If we may apply here the law which I have stated as controlling the growth of primitive cities built of air-dried bricks in dry climates, the thickness of the culture-strata exposed by De Morgan's excavations would give an interval of about I,000 years (at the rate of 2 feet per century) between the end of the stone age and the end of the "archaic" period. Since the stone age and transition strata occur up to 6o feet above the plain, and remains of occupation extend several meters below the level of the plain, it is not improbable that there are not less than 2,000 or 3,000 years of prearchaic culture represented here.

Thus the exposed earliest civilizations of Anau and Susiana, separated by the broad expanse of the Iranian plateau, had several most fundamental traits in common, although the possession of the potters' wheel at Susa and a wider range of motives of decoration of pottery point to a civilization probably more advanced in development and of later date than that of Anau II. In both regions the people were settled in towns built of air-dried bricks; both peoples had agriculture, both peoples used the pivotal door-stone, and both had well-developed potters' arts and painted ornamentation. And in both places excavations, while showing extensive use of flint for sickles and other domestic purposes, have failed to bring to light any traces of its use, in the earliest cultures, for arrows and lances or celts. We may therefore consider both of these earliest civilizations to have been native to Asia. The total absence of stone arrow-points and stone lance-points in the earliest cultures in Susiana corroborates the inference drawn from their absence in early Anau, that these civilizations were evolved during a period of isolation at least from Africa and Europe, dating from preglacial or early interglacial time. I have, in chapters I and iv, traced the cause of this isolation to the influence of the glacial period, and have given reasons for including within its sphere the whole region between the Caspian Sea and Mesopotamia on the west, and the Hindu-Kush and Tian Shan mountains on the east, with an additional but detached and perhaps independently isolated area to the east of these mountain barriers, including the whole of the Gobi region.

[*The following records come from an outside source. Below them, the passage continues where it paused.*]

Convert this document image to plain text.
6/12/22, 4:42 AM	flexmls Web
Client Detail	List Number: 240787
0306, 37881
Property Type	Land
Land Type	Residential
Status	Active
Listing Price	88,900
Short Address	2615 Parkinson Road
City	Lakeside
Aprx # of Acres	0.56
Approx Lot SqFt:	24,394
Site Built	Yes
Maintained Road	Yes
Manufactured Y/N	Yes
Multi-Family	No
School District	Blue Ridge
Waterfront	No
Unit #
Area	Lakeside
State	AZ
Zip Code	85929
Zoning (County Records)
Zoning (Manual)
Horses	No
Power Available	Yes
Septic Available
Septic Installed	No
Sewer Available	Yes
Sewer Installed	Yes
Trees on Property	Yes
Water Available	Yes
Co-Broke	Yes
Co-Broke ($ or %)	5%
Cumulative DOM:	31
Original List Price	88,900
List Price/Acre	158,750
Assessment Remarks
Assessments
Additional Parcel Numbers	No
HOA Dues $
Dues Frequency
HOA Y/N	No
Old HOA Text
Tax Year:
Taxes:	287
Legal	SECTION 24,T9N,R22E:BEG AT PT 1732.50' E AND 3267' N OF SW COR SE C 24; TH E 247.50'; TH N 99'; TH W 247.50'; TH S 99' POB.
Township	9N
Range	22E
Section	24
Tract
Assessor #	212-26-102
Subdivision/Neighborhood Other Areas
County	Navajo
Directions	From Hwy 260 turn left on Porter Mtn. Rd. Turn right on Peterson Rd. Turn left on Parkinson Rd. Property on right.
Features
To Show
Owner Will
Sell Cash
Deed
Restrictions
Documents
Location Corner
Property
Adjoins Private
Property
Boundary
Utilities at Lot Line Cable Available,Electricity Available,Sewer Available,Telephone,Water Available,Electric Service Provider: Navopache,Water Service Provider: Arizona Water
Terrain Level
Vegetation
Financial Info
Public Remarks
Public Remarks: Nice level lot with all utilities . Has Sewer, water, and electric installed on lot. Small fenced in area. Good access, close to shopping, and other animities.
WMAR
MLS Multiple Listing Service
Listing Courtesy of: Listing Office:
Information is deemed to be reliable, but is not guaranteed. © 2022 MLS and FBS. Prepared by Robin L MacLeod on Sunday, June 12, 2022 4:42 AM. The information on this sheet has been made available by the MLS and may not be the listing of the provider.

It would seem, then, that the widely separated civilizations of Anau and Susiana must have been genetically related, and that the region of isolation must have included not only Transcaspia but also Susiana, at least down to the time when the earliest culture of Susa, using sickle-flints and the contemporary variety of painted pottery, ceased to exist. A genetic relationship between these two civilizations presupposes a region in which they were in intimate contact, living in an agricultural stage of culture on oases somewhere, either on the Iranian plateau or on the lower lands along its northern edge.

We have at present no data for closely defining the region where this next-underlying stage of culture existed. It could not have been on the Babylonian plain, for as Professor Sayce remarks, this was in its natural condition a pestiferous marsh, which could be conquered for agriculture "only by a people armed with a civilization which enabled them to dig canals, to mold bricks, and pile their houses and temples on artificial foundations."* This is due to the long-continued annual inundation of the plain common to the two great rivers, the flood of one

* Sayce, Archeology of the Cuneiform Inscriptions, p. 76.